Si par hasard on se récrie sur de semblables abus, on s’entend répondre des phrases comme celles-ci : Que voulez-vous, c’est le commerce. Comme si le commerce autorisait la fraude et le vol. Il est encore possible, Dieu merci, et malgré la tristesse du temps où nous vivons, de montrer par des exemples, assez rares il est vrai, qu’on peut très honnêtement faire de bonnes affaires dans le commerce, mais certainement ce n’est pas chez ceux qui font fortune en dix ans qu’il faut aller les chercher.

On vous dit aussi quelquefois : Il y a l’honnêteté ordinaire et l’honnêteté commerciale !... et ce sont des gens respectables, qui eux-mêmes ne feraient tort d’un sou à qui que ce soit, qui vous débitent de pareilles sottises ! M. Prud’homme n’est pas mort — personnage caricatural du bourgeois français du XIXe siècle, créé par Henry Monnier dans ses Scènes populaires en 1830 —, et son sabre lui sert toujours à défendre les institutions et au besoin à les combattre !...

L’honnêteté commerciale, que signifie ce jargon ? s’insurge Hardelay. Il n’y a pas plus à présent qu’autrefois deux manières d’être honnête : on l’est ou on ne l’est pas. Certes pour gagner sa vie, pour faire ses affaires il faut bien que le commerçant prélève des bénéfices sur ce qu’il vend, on ne peut tenir boutique pour l’agrément de ses voisins et vendre tout au prix coûtant, c’est là une vérité de M. de la Palisse ; mais enfin il est facile de comprendre qu’il y a un gain raisonnable et permis, et un gain usuraire et défendu.

On veut bien admettre encore qu’il est répréhensible de falsifier ses denrées et ses marchandises et de tromper sur le poids ou la qualité, mais on ne veut pas se rendre compte que gagner trop sur ce qu’on vend, exploiter le malheureux qui, à vil prix, travaille et confectionne des objets sur lesquels on fait un bénéfice énorme, c’est un crime !...

Ce n’est pas un mal de peu d’importance que d’en arriver à se créer des consciences fausses. C’est la ruine de tout un peuple, assène notre chroniqueur. On a sans doute le droit de faire fructifier son argent d’une manière quelconque, malgré ce qu’en peuvent dire certains socialistes chrétiens qui prétendent qu’on n’a pas le droit de réclamer l’intérêt d’argent prêté, mais si on a le droit de tirer partie de l’argent on n’a jamais le droit ni la permission de faire l’usure. Voilà une vérité qu’on oublie trop de notre temps et qu’il serait bien nécessaire de remettre en lumière et de faire observer.

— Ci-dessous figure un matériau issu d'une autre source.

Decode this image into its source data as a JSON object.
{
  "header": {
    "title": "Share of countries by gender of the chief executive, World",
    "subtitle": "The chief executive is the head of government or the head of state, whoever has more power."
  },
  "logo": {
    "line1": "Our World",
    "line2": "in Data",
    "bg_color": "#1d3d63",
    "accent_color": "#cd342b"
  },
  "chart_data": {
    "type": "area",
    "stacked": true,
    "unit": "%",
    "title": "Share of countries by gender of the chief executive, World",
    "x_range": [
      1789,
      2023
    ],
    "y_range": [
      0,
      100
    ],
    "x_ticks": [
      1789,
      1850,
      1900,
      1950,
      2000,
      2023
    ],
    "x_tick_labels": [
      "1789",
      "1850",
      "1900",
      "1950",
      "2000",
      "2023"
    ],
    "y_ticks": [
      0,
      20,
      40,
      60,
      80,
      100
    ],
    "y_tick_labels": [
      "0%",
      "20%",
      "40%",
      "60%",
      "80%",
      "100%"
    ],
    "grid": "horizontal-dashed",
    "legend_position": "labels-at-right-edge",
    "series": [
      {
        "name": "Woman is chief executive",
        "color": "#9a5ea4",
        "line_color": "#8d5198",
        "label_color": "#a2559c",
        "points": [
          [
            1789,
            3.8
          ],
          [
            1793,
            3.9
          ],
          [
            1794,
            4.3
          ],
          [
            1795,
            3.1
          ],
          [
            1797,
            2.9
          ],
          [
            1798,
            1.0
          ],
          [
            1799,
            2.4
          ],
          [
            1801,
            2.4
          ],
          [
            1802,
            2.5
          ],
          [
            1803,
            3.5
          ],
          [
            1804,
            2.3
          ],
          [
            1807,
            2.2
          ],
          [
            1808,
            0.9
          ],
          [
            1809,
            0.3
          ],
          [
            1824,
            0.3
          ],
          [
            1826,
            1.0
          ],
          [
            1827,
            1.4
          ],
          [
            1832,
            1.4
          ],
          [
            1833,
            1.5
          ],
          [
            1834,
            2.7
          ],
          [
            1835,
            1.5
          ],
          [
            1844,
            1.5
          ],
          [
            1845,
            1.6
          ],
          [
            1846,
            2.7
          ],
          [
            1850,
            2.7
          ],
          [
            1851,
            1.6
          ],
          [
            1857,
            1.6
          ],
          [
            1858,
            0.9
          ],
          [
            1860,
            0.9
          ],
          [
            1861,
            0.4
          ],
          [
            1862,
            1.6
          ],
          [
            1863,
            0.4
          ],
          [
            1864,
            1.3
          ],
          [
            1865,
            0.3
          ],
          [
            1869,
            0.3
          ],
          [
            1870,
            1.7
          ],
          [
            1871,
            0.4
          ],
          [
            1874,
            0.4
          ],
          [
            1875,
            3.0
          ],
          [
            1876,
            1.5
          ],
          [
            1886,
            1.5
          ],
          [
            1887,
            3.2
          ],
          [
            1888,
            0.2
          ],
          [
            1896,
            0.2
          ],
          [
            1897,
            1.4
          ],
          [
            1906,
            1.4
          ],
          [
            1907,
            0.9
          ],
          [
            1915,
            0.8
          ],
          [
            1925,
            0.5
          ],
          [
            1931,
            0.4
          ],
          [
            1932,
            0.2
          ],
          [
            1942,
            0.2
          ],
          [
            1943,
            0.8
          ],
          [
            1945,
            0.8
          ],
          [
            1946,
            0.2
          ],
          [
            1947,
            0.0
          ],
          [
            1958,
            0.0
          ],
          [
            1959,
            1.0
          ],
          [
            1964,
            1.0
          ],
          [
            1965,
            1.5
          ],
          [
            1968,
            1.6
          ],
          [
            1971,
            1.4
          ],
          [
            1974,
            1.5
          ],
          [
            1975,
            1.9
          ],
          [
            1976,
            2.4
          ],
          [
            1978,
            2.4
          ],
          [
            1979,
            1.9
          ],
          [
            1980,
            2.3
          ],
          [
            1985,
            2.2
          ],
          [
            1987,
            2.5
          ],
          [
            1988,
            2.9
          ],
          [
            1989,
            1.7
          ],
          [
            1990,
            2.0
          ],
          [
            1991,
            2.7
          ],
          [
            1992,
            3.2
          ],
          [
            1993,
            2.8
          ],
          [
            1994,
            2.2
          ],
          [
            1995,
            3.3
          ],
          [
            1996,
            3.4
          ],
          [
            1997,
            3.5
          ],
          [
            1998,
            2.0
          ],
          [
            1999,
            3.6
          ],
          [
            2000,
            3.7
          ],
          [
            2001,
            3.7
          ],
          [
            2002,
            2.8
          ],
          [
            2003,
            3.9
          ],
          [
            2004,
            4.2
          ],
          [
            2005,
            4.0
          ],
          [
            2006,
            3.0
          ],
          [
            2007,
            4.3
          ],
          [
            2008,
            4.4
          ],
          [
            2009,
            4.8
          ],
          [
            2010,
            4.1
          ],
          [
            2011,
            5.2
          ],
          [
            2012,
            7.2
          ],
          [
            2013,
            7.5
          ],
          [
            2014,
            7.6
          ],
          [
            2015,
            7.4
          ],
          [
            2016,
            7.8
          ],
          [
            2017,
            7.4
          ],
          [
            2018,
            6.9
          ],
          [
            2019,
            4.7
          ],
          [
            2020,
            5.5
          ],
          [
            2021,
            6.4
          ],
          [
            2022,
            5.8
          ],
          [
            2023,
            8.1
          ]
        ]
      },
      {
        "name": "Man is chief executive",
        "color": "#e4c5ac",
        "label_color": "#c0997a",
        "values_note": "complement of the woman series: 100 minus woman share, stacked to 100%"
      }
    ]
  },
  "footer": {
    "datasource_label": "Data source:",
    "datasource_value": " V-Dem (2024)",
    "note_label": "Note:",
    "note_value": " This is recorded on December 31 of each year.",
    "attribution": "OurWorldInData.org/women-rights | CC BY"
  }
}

Tout cela n’est pas nouveau, objectera-t-on, tout le monde sait cela ! s’exclame le journaliste. Evidemment cela n’est pas nouveau, mais si tout le monde le sait personne n’y prend garde, et quand la maison brûle on ne saurait trop crier au feu !

Il serait de la plus haute importance d’enseigner aux enfants dans les écoles (j’entends, dans les écoles où on leur parle d’autre chose que de la morale laïque), ce que c’est que l’honnêteté et la conscience. On leur fait réciter dans le catéchisme : Le bien d’autrui tu ne prendras ni retiendras, mais ils s’imaginent que prendre le bien d’autrui consiste à voler les pommes du voisin, ou à prendre dans la poche d’un Monsieur son mouchoir et sa bourse, ou ce qui est plus grave encore à défoncer les portes d’une maison pour la dévaliser ; voilà les seules idées qu’ils se font du vol derrière lequel ils voient nécessairement le commissaire et les gendarmes.

Mais comme à l’heure qu’il est l’éducation et la morale sont lettre morte pour le peuple et que les enfants n’entendent plus guère parler dans leur famille que de ceci : il faut gagner de l’argent, il est indispensable, conclut notre chroniqueur, que dans les écoles on appuie fortement sur les principes et qu’on fasse comprendre à cette jeunesse ce que c’est que faire tort au prochain.